DETROIT – “We all signed union cards, the whole department. I thought if we stuck together, we could win. Surely they couldn’t get rid of the whole department? I was wrong,” testified Charles Hardin to the Southeast Michigan Workers’ Rights Board in Detroit on Feb. 26.

Hardin is one of five African-American employees of the engineering department at Detroit’s Atheneum Hotel “laid off” and replaced with non-union white workers after signing a membership card for Operating Engineers Local 547.

Hardin’s co-worker, Mercedes Boulding, told the board, “I signed a union card for better pay and to protect myself from getting fired for no reason.” He added that it is hard to find a job, and there are few openings. “It’s been rough on my family,” he said.

The five workers testified before a panel that included former Rep. David Bonior, Detroit City Council President Maryann Mahaffey, Metro Detroit AFL-CIO President Donald Boggs, Dr. JoAnn Watson of Detroit’s premier radio show, Wake Up Detroit, and members of Detroit’s religious community. Rep. John Conyers also sent his greetings and a letter of support on behalf of the fired workers. Boggs said that the Atheneum Hotel would be added to the AFL-CIO’s boycott list.

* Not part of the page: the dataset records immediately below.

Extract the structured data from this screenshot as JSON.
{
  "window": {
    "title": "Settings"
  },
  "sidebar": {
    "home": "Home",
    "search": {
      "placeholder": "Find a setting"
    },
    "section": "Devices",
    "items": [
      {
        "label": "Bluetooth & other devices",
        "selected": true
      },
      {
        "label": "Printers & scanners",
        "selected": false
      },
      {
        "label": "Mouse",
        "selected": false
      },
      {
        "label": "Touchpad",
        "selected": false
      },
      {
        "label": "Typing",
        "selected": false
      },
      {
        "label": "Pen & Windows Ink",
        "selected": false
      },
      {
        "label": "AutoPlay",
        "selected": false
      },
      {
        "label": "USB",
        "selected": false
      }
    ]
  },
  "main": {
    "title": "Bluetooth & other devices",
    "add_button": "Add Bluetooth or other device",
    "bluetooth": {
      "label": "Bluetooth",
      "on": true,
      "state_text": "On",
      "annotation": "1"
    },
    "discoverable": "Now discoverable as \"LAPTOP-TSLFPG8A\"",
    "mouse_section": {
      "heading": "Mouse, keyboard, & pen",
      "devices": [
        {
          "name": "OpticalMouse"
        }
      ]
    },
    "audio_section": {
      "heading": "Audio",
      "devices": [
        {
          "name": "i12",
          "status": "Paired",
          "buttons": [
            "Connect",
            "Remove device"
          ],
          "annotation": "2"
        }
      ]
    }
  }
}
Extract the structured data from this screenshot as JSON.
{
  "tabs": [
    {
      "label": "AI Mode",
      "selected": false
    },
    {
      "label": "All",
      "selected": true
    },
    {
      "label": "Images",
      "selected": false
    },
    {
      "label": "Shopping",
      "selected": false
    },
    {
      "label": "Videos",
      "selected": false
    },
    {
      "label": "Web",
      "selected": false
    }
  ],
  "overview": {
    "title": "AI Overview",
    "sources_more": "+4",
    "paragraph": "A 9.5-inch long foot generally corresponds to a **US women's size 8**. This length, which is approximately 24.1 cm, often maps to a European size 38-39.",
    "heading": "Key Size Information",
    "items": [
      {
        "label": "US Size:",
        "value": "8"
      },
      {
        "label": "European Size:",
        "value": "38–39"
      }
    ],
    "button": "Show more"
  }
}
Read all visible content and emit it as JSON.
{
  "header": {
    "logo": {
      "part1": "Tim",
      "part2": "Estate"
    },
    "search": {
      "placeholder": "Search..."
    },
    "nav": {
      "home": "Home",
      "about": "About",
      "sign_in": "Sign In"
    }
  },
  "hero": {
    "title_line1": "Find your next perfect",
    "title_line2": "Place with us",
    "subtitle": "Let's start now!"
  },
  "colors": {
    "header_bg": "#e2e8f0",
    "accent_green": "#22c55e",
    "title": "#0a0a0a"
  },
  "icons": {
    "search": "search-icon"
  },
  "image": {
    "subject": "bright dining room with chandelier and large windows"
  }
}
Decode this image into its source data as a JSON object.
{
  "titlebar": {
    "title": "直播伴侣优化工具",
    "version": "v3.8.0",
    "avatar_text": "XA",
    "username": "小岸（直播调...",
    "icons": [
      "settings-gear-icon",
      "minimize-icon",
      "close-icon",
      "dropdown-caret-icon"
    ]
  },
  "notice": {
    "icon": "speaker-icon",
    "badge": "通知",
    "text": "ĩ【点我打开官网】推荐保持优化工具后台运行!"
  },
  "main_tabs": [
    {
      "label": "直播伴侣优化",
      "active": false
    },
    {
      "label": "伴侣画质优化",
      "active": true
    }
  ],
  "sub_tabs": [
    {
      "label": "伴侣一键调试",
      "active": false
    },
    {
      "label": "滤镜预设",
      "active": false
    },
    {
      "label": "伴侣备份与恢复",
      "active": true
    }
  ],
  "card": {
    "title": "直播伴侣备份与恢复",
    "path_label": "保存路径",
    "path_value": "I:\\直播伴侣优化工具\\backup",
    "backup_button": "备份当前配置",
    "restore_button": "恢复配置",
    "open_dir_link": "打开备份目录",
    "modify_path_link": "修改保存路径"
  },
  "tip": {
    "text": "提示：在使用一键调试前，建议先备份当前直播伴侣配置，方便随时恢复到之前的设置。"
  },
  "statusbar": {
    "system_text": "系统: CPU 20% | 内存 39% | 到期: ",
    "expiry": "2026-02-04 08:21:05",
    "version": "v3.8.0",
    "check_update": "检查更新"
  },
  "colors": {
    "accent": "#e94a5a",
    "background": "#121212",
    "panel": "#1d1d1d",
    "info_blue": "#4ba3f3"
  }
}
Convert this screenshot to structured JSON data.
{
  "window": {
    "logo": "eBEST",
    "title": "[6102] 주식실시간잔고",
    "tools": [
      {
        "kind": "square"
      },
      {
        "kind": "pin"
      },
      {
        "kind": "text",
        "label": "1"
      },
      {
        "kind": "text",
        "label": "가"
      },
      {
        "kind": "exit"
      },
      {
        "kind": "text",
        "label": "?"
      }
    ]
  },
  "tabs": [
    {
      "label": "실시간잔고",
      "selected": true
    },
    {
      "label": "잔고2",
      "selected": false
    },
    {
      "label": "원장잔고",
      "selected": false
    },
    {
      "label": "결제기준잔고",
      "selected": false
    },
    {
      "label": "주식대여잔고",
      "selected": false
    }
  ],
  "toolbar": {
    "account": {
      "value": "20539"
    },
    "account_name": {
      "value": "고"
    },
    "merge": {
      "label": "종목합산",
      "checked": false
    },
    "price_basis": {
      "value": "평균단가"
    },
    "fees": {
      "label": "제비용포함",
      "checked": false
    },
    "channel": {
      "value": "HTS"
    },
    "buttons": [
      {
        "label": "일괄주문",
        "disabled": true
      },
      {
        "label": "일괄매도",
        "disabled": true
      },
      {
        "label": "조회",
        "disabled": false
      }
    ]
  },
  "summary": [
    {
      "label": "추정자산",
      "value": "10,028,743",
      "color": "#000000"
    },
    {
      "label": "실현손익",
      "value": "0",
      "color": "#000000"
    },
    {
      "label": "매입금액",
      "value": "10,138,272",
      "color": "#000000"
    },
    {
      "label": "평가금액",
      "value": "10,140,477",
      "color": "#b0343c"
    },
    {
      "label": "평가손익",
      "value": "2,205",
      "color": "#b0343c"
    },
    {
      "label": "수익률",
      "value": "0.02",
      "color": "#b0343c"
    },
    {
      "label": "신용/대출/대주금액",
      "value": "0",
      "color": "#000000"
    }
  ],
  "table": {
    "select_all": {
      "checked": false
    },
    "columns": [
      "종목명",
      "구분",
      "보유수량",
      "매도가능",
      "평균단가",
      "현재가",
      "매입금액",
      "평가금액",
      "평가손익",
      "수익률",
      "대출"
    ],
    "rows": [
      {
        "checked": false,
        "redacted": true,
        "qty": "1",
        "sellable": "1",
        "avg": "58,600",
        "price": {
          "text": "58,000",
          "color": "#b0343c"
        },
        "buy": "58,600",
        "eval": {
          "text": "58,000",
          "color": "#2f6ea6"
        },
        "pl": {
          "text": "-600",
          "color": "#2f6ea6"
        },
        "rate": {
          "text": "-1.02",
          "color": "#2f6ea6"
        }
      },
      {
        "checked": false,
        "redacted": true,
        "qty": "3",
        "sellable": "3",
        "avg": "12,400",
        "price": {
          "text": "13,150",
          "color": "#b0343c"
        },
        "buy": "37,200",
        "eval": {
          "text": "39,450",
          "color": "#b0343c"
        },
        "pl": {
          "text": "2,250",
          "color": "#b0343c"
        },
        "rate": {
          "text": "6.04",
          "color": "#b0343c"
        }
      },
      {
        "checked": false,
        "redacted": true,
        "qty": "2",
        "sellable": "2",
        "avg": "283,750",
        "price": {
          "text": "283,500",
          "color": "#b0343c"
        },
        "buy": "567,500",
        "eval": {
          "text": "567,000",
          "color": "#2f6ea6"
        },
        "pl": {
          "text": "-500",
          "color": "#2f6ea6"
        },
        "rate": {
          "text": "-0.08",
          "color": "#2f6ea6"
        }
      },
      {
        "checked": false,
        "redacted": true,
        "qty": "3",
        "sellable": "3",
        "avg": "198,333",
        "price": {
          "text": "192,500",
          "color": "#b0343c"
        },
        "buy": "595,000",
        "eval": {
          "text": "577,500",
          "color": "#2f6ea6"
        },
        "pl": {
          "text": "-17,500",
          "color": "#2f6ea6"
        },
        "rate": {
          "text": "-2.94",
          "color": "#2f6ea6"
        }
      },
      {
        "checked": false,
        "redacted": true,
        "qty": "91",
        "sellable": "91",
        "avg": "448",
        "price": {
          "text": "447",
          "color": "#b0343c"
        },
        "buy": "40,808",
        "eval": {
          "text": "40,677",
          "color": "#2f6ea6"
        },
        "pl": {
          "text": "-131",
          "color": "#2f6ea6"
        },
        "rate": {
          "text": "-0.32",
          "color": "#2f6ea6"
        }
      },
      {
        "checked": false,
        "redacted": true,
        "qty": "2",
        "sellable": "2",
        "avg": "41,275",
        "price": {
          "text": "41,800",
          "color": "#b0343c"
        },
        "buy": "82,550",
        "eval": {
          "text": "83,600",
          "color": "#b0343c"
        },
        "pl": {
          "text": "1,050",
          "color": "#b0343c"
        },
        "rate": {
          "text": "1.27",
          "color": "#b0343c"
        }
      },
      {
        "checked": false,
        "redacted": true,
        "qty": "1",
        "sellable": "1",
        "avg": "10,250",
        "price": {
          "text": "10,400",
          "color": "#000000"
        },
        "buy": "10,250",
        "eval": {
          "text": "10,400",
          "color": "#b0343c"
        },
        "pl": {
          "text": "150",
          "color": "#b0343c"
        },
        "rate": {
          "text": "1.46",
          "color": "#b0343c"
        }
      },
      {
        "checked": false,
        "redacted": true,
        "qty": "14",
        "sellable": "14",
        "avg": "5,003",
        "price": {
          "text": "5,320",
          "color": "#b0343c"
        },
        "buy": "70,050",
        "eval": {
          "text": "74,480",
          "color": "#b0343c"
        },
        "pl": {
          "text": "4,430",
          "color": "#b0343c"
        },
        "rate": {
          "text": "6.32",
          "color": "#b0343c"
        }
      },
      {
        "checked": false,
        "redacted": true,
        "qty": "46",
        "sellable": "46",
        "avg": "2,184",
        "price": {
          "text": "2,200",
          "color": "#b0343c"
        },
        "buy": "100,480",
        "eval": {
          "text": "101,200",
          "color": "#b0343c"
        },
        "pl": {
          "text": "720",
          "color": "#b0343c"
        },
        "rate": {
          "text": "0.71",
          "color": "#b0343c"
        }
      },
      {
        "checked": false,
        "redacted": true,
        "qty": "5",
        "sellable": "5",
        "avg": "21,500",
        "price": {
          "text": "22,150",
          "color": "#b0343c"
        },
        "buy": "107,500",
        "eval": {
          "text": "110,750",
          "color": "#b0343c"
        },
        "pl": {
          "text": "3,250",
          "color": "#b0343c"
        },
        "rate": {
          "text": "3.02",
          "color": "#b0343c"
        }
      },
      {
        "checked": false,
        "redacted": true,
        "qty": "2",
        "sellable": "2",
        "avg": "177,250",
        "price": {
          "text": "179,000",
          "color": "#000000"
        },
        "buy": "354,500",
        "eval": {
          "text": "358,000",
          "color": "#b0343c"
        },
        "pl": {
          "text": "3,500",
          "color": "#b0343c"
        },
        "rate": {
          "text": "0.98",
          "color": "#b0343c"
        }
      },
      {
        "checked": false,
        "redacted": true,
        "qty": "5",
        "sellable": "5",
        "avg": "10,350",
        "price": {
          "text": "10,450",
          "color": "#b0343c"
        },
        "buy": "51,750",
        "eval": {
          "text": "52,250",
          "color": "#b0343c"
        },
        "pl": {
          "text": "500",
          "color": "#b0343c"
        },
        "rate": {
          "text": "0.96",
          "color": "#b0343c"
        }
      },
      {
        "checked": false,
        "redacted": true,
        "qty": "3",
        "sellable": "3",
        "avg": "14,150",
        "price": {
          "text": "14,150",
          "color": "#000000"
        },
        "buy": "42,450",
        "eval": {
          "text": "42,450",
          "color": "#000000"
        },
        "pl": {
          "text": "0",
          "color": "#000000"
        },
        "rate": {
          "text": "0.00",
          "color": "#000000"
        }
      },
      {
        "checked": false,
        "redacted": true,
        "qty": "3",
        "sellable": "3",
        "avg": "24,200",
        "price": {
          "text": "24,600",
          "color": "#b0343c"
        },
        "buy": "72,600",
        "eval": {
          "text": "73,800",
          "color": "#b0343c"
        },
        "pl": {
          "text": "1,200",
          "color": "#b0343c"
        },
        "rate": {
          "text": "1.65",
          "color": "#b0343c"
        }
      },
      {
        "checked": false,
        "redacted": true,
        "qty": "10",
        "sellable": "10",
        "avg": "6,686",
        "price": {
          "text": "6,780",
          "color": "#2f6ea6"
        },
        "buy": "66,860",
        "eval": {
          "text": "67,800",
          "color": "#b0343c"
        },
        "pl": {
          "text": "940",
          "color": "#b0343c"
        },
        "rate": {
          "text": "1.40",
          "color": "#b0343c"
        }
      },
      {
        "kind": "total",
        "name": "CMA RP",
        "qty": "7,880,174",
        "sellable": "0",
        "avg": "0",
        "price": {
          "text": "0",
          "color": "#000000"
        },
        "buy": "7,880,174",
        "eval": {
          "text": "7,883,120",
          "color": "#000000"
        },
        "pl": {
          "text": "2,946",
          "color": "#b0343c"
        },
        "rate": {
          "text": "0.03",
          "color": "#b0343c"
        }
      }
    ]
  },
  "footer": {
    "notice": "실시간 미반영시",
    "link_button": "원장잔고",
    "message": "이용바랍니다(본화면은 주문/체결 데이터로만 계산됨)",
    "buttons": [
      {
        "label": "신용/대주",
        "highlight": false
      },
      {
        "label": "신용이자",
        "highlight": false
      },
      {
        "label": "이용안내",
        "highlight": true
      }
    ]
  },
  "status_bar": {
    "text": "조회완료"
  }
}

Dale Wilson, a two-year employee of the hotel, told the board that he took the job at the hotel because he needed health care benefits. “I believed that by organizing, I could better my pay and benefits,” he added.

Local 547 sent a letter to management late last October expressing the workers’ wish to be represented by that union. The five workers were let go on Oct. 27, 2002. The local immediately filed an unfair labor practices charge with the National Labor Relations Board. A hearing is scheduled for March 26.

Latheal Johnson, also fired for signing a union card, had worked at the hotel almost since opening back in 1993. “I know the hotel like no one else. I worked midnights and often ran the engineering department alone,” he told the board, “I enjoyed my job. However, after 10 years I realized with a union we’d do better.”

He said that he thought joining a union would provide protection form being fired for no reason. “I signed a card to change this.”

Union organizers also testified that they suspected this action by the hotel owners was a strategy to disrupt the organizing effort by Hotel Employees and Restaurant Employees Local 24 to unionize 50 other staff members in the hotel. They accused the owners of trying to send a message to other employees not to join or they too could be fired.

Another member of Local 547 told the World that other hotels around Detroit are organized in a similar manner. An unfavorable ruling by the NLRB might require recertification by those other bargaining units.

Donald Herron, also with two years’ experience at the Atheneum, spoke out, “I have a family. This is my life! All I did was sign a union card to better my life.” Of the hotel owners he said, “What they have done is criminal and I ask you to please assist us in getting back to work.”

The Southeast Michigan Workers’ Rights Board is a service of Southeast Michigan Jobs with Justice. SEM Jobs with Justice asks supporters to write to Jim Papas and Ted Gatzaros at Atheneum Hotel Suite 1000, East Brush, Detroit, MI, 48226 to demand that these workers are reinstated and their union recognized.